Forest Park senior hitter Alix Grimm has grown accustomed this season to staring up at Osbourn Park in state and local volleyball rankings and reading about the Yellow Jackets in newspapers.

But that doesn't mean she has to like it.

"We beat OP, and we have a better record than them," Grimm said Thursday night after a sweep at Hylton. "It's really frustrating sometimes, but we just [think], okay, we're just going to prove everybody wrong."

It's an odd position for the Bruins to be in, feeling as though they have something to prove to anyone. The county's marquee volleyball program since the school opened in 2000, Forest Park this fall has been overshadowed by Osbourn Park despite having swept the Yellow Jackets on Sept. 6, the teams' only regular season meeting.

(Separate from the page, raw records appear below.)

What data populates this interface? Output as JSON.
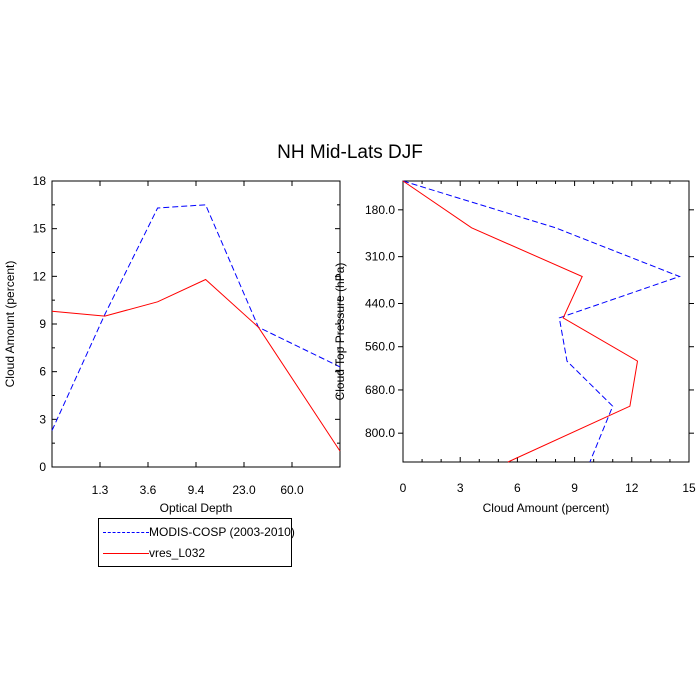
{
  "title": "NH Mid-Lats DJF",
  "colors": {
    "series1": "#0000ff",
    "series2": "#ff0000",
    "axis": "#000000"
  },
  "legend": [
    {
      "name": "MODIS-COSP (2003-2010)",
      "style": "dashed",
      "color": "#0000ff"
    },
    {
      "name": "vres_L032",
      "style": "solid",
      "color": "#ff0000"
    }
  ],
  "chart_data": [
    {
      "id": "left",
      "type": "line",
      "xlabel": "Optical Depth",
      "ylabel": "Cloud Amount (percent)",
      "xlim": [
        0,
        6
      ],
      "ylim": [
        0,
        18
      ],
      "x_tick_labels": [
        {
          "x": 1,
          "label": "1.3"
        },
        {
          "x": 2,
          "label": "3.6"
        },
        {
          "x": 3,
          "label": "9.4"
        },
        {
          "x": 4,
          "label": "23.0"
        },
        {
          "x": 5,
          "label": "60.0"
        }
      ],
      "y_ticks": [
        0,
        3,
        6,
        9,
        12,
        15,
        18
      ],
      "series": [
        {
          "name": "MODIS-COSP (2003-2010)",
          "style": "dashed",
          "color": "#0000ff",
          "x": [
            0,
            1.1,
            2.2,
            3.2,
            4.3,
            6
          ],
          "y": [
            2.3,
            9.6,
            16.3,
            16.5,
            8.8,
            6.3
          ]
        },
        {
          "name": "vres_L032",
          "style": "solid",
          "color": "#ff0000",
          "x": [
            0,
            1.1,
            2.2,
            3.2,
            4.3,
            6
          ],
          "y": [
            9.8,
            9.5,
            10.4,
            11.8,
            8.8,
            1.0
          ]
        }
      ]
    },
    {
      "id": "right",
      "type": "line",
      "xlabel": "Cloud Amount (percent)",
      "ylabel": "Cloud Top Pressure (hPa)",
      "xlim": [
        0,
        15
      ],
      "ylim": [
        880,
        100
      ],
      "x_ticks": [
        0,
        3,
        6,
        9,
        12,
        15
      ],
      "x_tick_labels": [
        "0",
        "3",
        "6",
        "9",
        "12",
        "15"
      ],
      "y_tick_labels": [
        {
          "y": 180,
          "label": "180.0"
        },
        {
          "y": 310,
          "label": "310.0"
        },
        {
          "y": 440,
          "label": "440.0"
        },
        {
          "y": 560,
          "label": "560.0"
        },
        {
          "y": 680,
          "label": "680.0"
        },
        {
          "y": 800,
          "label": "800.0"
        }
      ],
      "series": [
        {
          "name": "MODIS-COSP (2003-2010)",
          "style": "dashed",
          "color": "#0000ff",
          "x": [
            0,
            8.0,
            14.5,
            8.2,
            8.6,
            11.0,
            9.8
          ],
          "y": [
            100,
            230,
            365,
            480,
            600,
            725,
            880
          ]
        },
        {
          "name": "vres_L032",
          "style": "solid",
          "color": "#ff0000",
          "x": [
            0,
            3.6,
            9.4,
            8.4,
            12.3,
            11.9,
            5.5
          ],
          "y": [
            100,
            230,
            365,
            480,
            600,
            725,
            880
          ]
        }
      ]
    }
  ]
}
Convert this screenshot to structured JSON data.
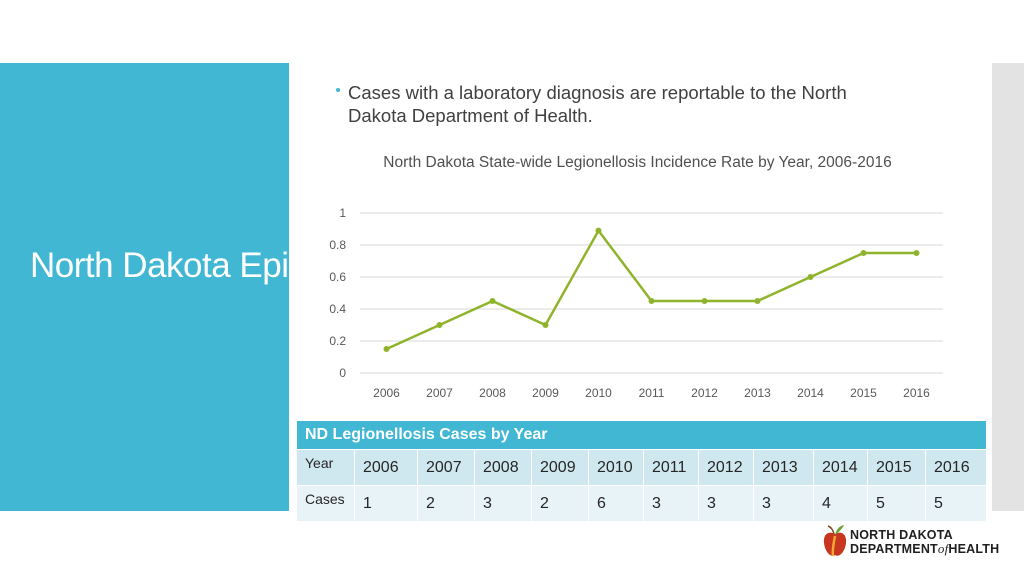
{
  "slide": {
    "title": "North Dakota Epidemiology",
    "bullet": "Cases with a laboratory diagnosis are reportable to the North Dakota Department of Health."
  },
  "chart_data": {
    "type": "line",
    "title": "North Dakota State-wide Legionellosis Incidence Rate by Year, 2006-2016",
    "xlabel": "",
    "ylabel": "",
    "x": [
      "2006",
      "2007",
      "2008",
      "2009",
      "2010",
      "2011",
      "2012",
      "2013",
      "2014",
      "2015",
      "2016"
    ],
    "y": [
      0.15,
      0.3,
      0.45,
      0.3,
      0.89,
      0.45,
      0.45,
      0.45,
      0.6,
      0.75,
      0.75
    ],
    "ylim": [
      0,
      1
    ],
    "yticks": [
      "0",
      "0.2",
      "0.4",
      "0.6",
      "0.8",
      "1"
    ],
    "grid": true,
    "legend": "none",
    "line_color": "#8fb42b"
  },
  "table": {
    "title": "ND Legionellosis Cases by Year",
    "row_labels": [
      "Year",
      "Cases"
    ],
    "years": [
      "2006",
      "2007",
      "2008",
      "2009",
      "2010",
      "2011",
      "2012",
      "2013",
      "2014",
      "2015",
      "2016"
    ],
    "cases": [
      "1",
      "2",
      "3",
      "2",
      "6",
      "3",
      "3",
      "3",
      "4",
      "5",
      "5"
    ]
  },
  "logo": {
    "line1": "NORTH DAKOTA",
    "line2a": "DEPARTMENT",
    "line2b": "of",
    "line2c": "HEALTH"
  },
  "colors": {
    "accent": "#41b7d4",
    "line": "#8fb42b"
  }
}
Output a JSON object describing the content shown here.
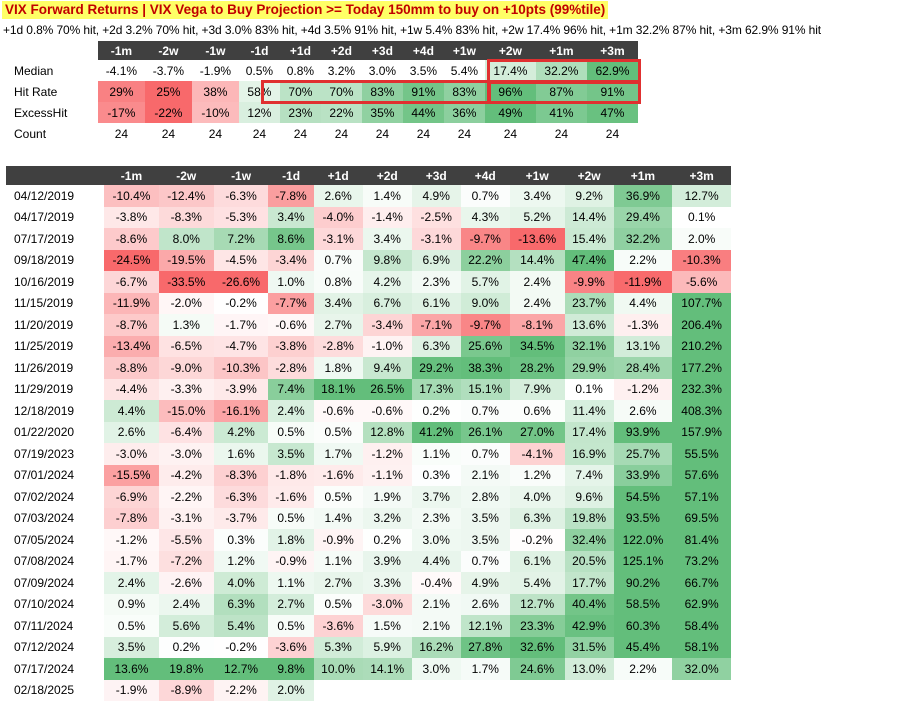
{
  "title": "VIX Forward Returns | VIX Vega to Buy Projection >= Today 150mm to buy on +10pts (99%tile)",
  "subtitle": "+1d 0.8% 70% hit, +2d 3.2% 70% hit, +3d 3.0% 83% hit, +4d 3.5% 91% hit, +1w 5.4% 83% hit, +2w 17.4% 96% hit, +1m 32.2% 87% hit, +3m 62.9% 91% hit",
  "columns": [
    "-1m",
    "-2w",
    "-1w",
    "-1d",
    "+1d",
    "+2d",
    "+3d",
    "+4d",
    "+1w",
    "+2w",
    "+1m",
    "+3m"
  ],
  "summary": {
    "rows": [
      {
        "label": "Median",
        "values": [
          "-4.1%",
          "-3.7%",
          "-1.9%",
          "0.5%",
          "0.8%",
          "3.2%",
          "3.0%",
          "3.5%",
          "5.4%",
          "17.4%",
          "32.2%",
          "62.9%"
        ]
      },
      {
        "label": "Hit Rate",
        "values": [
          "29%",
          "25%",
          "38%",
          "58%",
          "70%",
          "70%",
          "83%",
          "91%",
          "83%",
          "96%",
          "87%",
          "91%"
        ]
      },
      {
        "label": "ExcessHit",
        "values": [
          "-17%",
          "-22%",
          "-10%",
          "12%",
          "23%",
          "22%",
          "35%",
          "44%",
          "36%",
          "49%",
          "41%",
          "47%"
        ]
      },
      {
        "label": "Count",
        "values": [
          "24",
          "24",
          "24",
          "24",
          "24",
          "24",
          "24",
          "24",
          "24",
          "24",
          "24",
          "24"
        ]
      }
    ]
  },
  "events": [
    {
      "date": "04/12/2019",
      "values": [
        "-10.4%",
        "-12.4%",
        "-6.3%",
        "-7.8%",
        "2.6%",
        "1.4%",
        "4.9%",
        "0.7%",
        "3.4%",
        "9.2%",
        "36.9%",
        "12.7%"
      ]
    },
    {
      "date": "04/17/2019",
      "values": [
        "-3.8%",
        "-8.3%",
        "-5.3%",
        "3.4%",
        "-4.0%",
        "-1.4%",
        "-2.5%",
        "4.3%",
        "5.2%",
        "14.4%",
        "29.4%",
        "0.1%"
      ]
    },
    {
      "date": "07/17/2019",
      "values": [
        "-8.6%",
        "8.0%",
        "7.2%",
        "8.6%",
        "-3.1%",
        "3.4%",
        "-3.1%",
        "-9.7%",
        "-13.6%",
        "15.4%",
        "32.2%",
        "2.0%"
      ]
    },
    {
      "date": "09/18/2019",
      "values": [
        "-24.5%",
        "-19.5%",
        "-4.5%",
        "-3.4%",
        "0.7%",
        "9.8%",
        "6.9%",
        "22.2%",
        "14.4%",
        "47.4%",
        "2.2%",
        "-10.3%"
      ]
    },
    {
      "date": "10/16/2019",
      "values": [
        "-6.7%",
        "-33.5%",
        "-26.6%",
        "1.0%",
        "0.8%",
        "4.2%",
        "2.3%",
        "5.7%",
        "2.4%",
        "-9.9%",
        "-11.9%",
        "-5.6%"
      ]
    },
    {
      "date": "11/15/2019",
      "values": [
        "-11.9%",
        "-2.0%",
        "-0.2%",
        "-7.7%",
        "3.4%",
        "6.7%",
        "6.1%",
        "9.0%",
        "2.4%",
        "23.7%",
        "4.4%",
        "107.7%"
      ]
    },
    {
      "date": "11/20/2019",
      "values": [
        "-8.7%",
        "1.3%",
        "-1.7%",
        "-0.6%",
        "2.7%",
        "-3.4%",
        "-7.1%",
        "-9.7%",
        "-8.1%",
        "13.6%",
        "-1.3%",
        "206.4%"
      ]
    },
    {
      "date": "11/25/2019",
      "values": [
        "-13.4%",
        "-6.5%",
        "-4.7%",
        "-3.8%",
        "-2.8%",
        "-1.0%",
        "6.3%",
        "25.6%",
        "34.5%",
        "32.1%",
        "13.1%",
        "210.2%"
      ]
    },
    {
      "date": "11/26/2019",
      "values": [
        "-8.8%",
        "-9.0%",
        "-10.3%",
        "-2.8%",
        "1.8%",
        "9.4%",
        "29.2%",
        "38.3%",
        "28.2%",
        "29.9%",
        "28.4%",
        "177.2%"
      ]
    },
    {
      "date": "11/29/2019",
      "values": [
        "-4.4%",
        "-3.3%",
        "-3.9%",
        "7.4%",
        "18.1%",
        "26.5%",
        "17.3%",
        "15.1%",
        "7.9%",
        "0.1%",
        "-1.2%",
        "232.3%"
      ]
    },
    {
      "date": "12/18/2019",
      "values": [
        "4.4%",
        "-15.0%",
        "-16.1%",
        "2.4%",
        "-0.6%",
        "-0.6%",
        "0.2%",
        "0.7%",
        "0.6%",
        "11.4%",
        "2.6%",
        "408.3%"
      ]
    },
    {
      "date": "01/22/2020",
      "values": [
        "2.6%",
        "-6.4%",
        "4.2%",
        "0.5%",
        "0.5%",
        "12.8%",
        "41.2%",
        "26.1%",
        "27.0%",
        "17.4%",
        "93.9%",
        "157.9%"
      ]
    },
    {
      "date": "07/19/2023",
      "values": [
        "-3.0%",
        "-3.0%",
        "1.6%",
        "3.5%",
        "1.7%",
        "-1.2%",
        "1.1%",
        "0.7%",
        "-4.1%",
        "16.9%",
        "25.7%",
        "55.5%"
      ]
    },
    {
      "date": "07/01/2024",
      "values": [
        "-15.5%",
        "-4.2%",
        "-8.3%",
        "-1.8%",
        "-1.6%",
        "-1.1%",
        "0.3%",
        "2.1%",
        "1.2%",
        "7.4%",
        "33.9%",
        "57.6%"
      ]
    },
    {
      "date": "07/02/2024",
      "values": [
        "-6.9%",
        "-2.2%",
        "-6.3%",
        "-1.6%",
        "0.5%",
        "1.9%",
        "3.7%",
        "2.8%",
        "4.0%",
        "9.6%",
        "54.5%",
        "57.1%"
      ]
    },
    {
      "date": "07/03/2024",
      "values": [
        "-7.8%",
        "-3.1%",
        "-3.7%",
        "0.5%",
        "1.4%",
        "3.2%",
        "2.3%",
        "3.5%",
        "6.3%",
        "19.8%",
        "93.5%",
        "69.5%"
      ]
    },
    {
      "date": "07/05/2024",
      "values": [
        "-1.2%",
        "-5.5%",
        "0.3%",
        "1.8%",
        "-0.9%",
        "0.2%",
        "3.0%",
        "3.5%",
        "-0.2%",
        "32.4%",
        "122.0%",
        "81.4%"
      ]
    },
    {
      "date": "07/08/2024",
      "values": [
        "-1.7%",
        "-7.2%",
        "1.2%",
        "-0.9%",
        "1.1%",
        "3.9%",
        "4.4%",
        "0.7%",
        "6.1%",
        "20.5%",
        "125.1%",
        "73.2%"
      ]
    },
    {
      "date": "07/09/2024",
      "values": [
        "2.4%",
        "-2.6%",
        "4.0%",
        "1.1%",
        "2.7%",
        "3.3%",
        "-0.4%",
        "4.9%",
        "5.4%",
        "17.7%",
        "90.2%",
        "66.7%"
      ]
    },
    {
      "date": "07/10/2024",
      "values": [
        "0.9%",
        "2.4%",
        "6.3%",
        "2.7%",
        "0.5%",
        "-3.0%",
        "2.1%",
        "2.6%",
        "12.7%",
        "40.4%",
        "58.5%",
        "62.9%"
      ]
    },
    {
      "date": "07/11/2024",
      "values": [
        "0.5%",
        "5.6%",
        "5.4%",
        "0.5%",
        "-3.6%",
        "1.5%",
        "2.1%",
        "12.1%",
        "23.3%",
        "42.9%",
        "60.3%",
        "58.4%"
      ]
    },
    {
      "date": "07/12/2024",
      "values": [
        "3.5%",
        "0.2%",
        "-0.2%",
        "-3.6%",
        "5.3%",
        "5.9%",
        "16.2%",
        "27.8%",
        "32.6%",
        "31.5%",
        "45.4%",
        "58.1%"
      ]
    },
    {
      "date": "07/17/2024",
      "values": [
        "13.6%",
        "19.8%",
        "12.7%",
        "9.8%",
        "10.0%",
        "14.1%",
        "3.0%",
        "1.7%",
        "24.6%",
        "13.0%",
        "2.2%",
        "32.0%"
      ]
    },
    {
      "date": "02/18/2025",
      "values": [
        "-1.9%",
        "-8.9%",
        "-2.2%",
        "2.0%",
        "",
        "",
        "",
        "",
        "",
        "",
        "",
        ""
      ]
    }
  ],
  "colors": {
    "positive": "#63be7b",
    "negative": "#f8696b",
    "neutral": "#ffffff",
    "header_bg": "#404040",
    "highlight_box": "#e03030",
    "title_bg": "#ffff66",
    "title_fg": "#c00000"
  }
}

Osbourn Park has played more teams from around the state than Forest Park and is atop the state volleyball coaches' rankings. The Bruins check in at fifth, perhaps because of lingering skepticism over the Bruins having lost two starters -- front-line players Sasha Bondje and Katie Goss -- to knee injuries early in the season.

Forest Park Coach Dan Jones, formerly the coach at Osbourn Park, believes the Yellow Jackets deserve the attention they've received.

"We were probably recognized after [beating OP] as the top team in the area, and I think we deserved that," Jones said. "But then we struggled the middle part of the season [with losses to Fauquier and Colonial Forge], so I think without the two players we lost, [observers thought] maybe they aren't the team that everyone thought they were.

"I think it took awhile for us just to find out who we were with that [new] group, rather than the group with the other two players. I think we're a team that you have to take notice of now."

Both Forest Park (15-2) and Osbourn Park (14-3) knocked off Douglas Freeman, the state's previous No. 1 team, last weekend at a four-team event in Richmond.

Forest Park's string of three straight state berths -- including the 2003 Virginia AAA title -- was snapped last season when the Bruins had to forfeit their Northwestern Region quarterfinal victory over Stonewall Jackson for using an academically ineligible player. If they are to return to states, it could well be at the expense of Osbourn Park, since the teams would likely meet in the region semifinals.

Hylton Coach Karen Mays, for one, steered clear of predicting a winner of that possible matchup.

"I tell you, they both are really consistent," she said. "They both have great ball control. To be honest with you, I really think it's a toss-up. . . . I wouldn't dare predict who I think is going to win because I respect both teams so much and they're both so talented."

Bondje, a senior, might return by the postseason, although Jones said he is not counting on it. Her availability would strengthen the already retailored team. Goss, a junior, will not return this season.

"I feel strong," Bondje said Thursday night. "I feel great. I run around. I jump and stuff."

Grimm, for one, is not surprised that the Bruins have been able to reinvent themselves on the fly after losing two key players.

"Even with Katie and Sasha on the court, we knew that we could all be subbed at any time because we have strong players on our bench," Grimm said. "I think it shows that we develop every player, not just the ones that start on the court."

Jones agreed: "The group that we have is pretty good, and we can accomplish a lot of our goals with that group. Maybe all of them."

Forest Park's Amy Trykowski leaps high to spike a ball past a Stonewall Jackson defender. Despite injuries, the Bruins have lost just twice.